Our dataset consists of patients whose records were available to us via Unity Health Care’s electronic medical records from 2009 to 2014, those of whom returned to Unity Health Care for multiple visits. Consequently, our dataset had a limited sample size (n=82). Furthermore, during the de-identification process, age and sex were excluded variables from the database. Of our sample, 98% were African American. Additionally, individuals may have received follow up HIV care at other facilities throughout the DC metropolitan region.

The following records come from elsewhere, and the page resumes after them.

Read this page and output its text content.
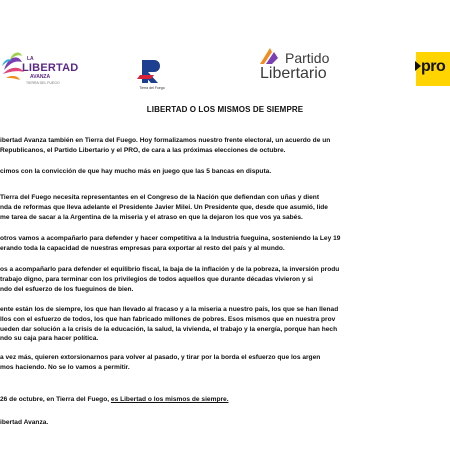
LA
LIBERTAD
AVANZA
TIERRA DEL FUEGO
Tierra del Fuego
Partido
Libertario	pro
LIBERTAD O LOS MISMOS DE SIEMPRE

ibertad Avanza también en Tierra del Fuego. Hoy formalizamos nuestro frente electoral, un acuerdo de un
Republicanos, el Partido Libertario y el PRO, de cara a las próximas elecciones de octubre.

cimos con la convicción de que hay mucho más en juego que las 5 bancas en disputa.

Tierra del Fuego necesita representantes en el Congreso de la Nación que defiendan con uñas y dient
nda de reformas que lleva adelante el Presidente Javier Milei. Un Presidente que, desde que asumió, lide
me tarea de sacar a la Argentina de la miseria y el atraso en que la dejaron los que vos ya sabés.

otros vamos a acompañarlo para defender y hacer competitiva a la Industria fueguina, sosteniendo la Ley 19
erando toda la capacidad de nuestras empresas para exportar al resto del país y al mundo.

os a acompañarlo para defender el equilibrio fiscal, la baja de la inflación y de la pobreza, la inversión produ
trabajo digno, para terminar con los privilegios de todos aquellos que durante décadas vivieron y si
ndo del esfuerzo de los fueguinos de bien.

ente están los de siempre, los que han llevado al fracaso y a la miseria a nuestro país, los que se han llenad
llos con el esfuerzo de todos, los que han fabricado millones de pobres. Esos mismos que en nuestra prov
ueden dar solución a la crisis de la educación, la salud, la vivienda, el trabajo y la energía, porque han hech
ndo su caja para hacer política.

a vez más, quieren extorsionarnos para volver al pasado, y tirar por la borda el esfuerzo que los argen
mos haciendo. No se lo vamos a permitir.

26 de octubre, en Tierra del Fuego, es Libertad o los mismos de siempre.

ibertad Avanza.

Hence, our study has various limitations, which may preclude application of our findings to areas with dissimilar demographics.

Conclusions/Impact on Health Centers

We found viral load was lowest among those who followed up between 181-365 days. Asthma was positively associated with CD4 counts. Acuteness of comorbidities may affect continuity of care. A positive trend was found between most recently measured CD4 count and the total number of follow up visits. Our findings are preliminary given the limited nature of our analysis. However, our project raises awareness and paves the way for further investigation on HIV positive ex-offenders, one of the more vulnerable subsets served by Unity Health Care and other community health centers.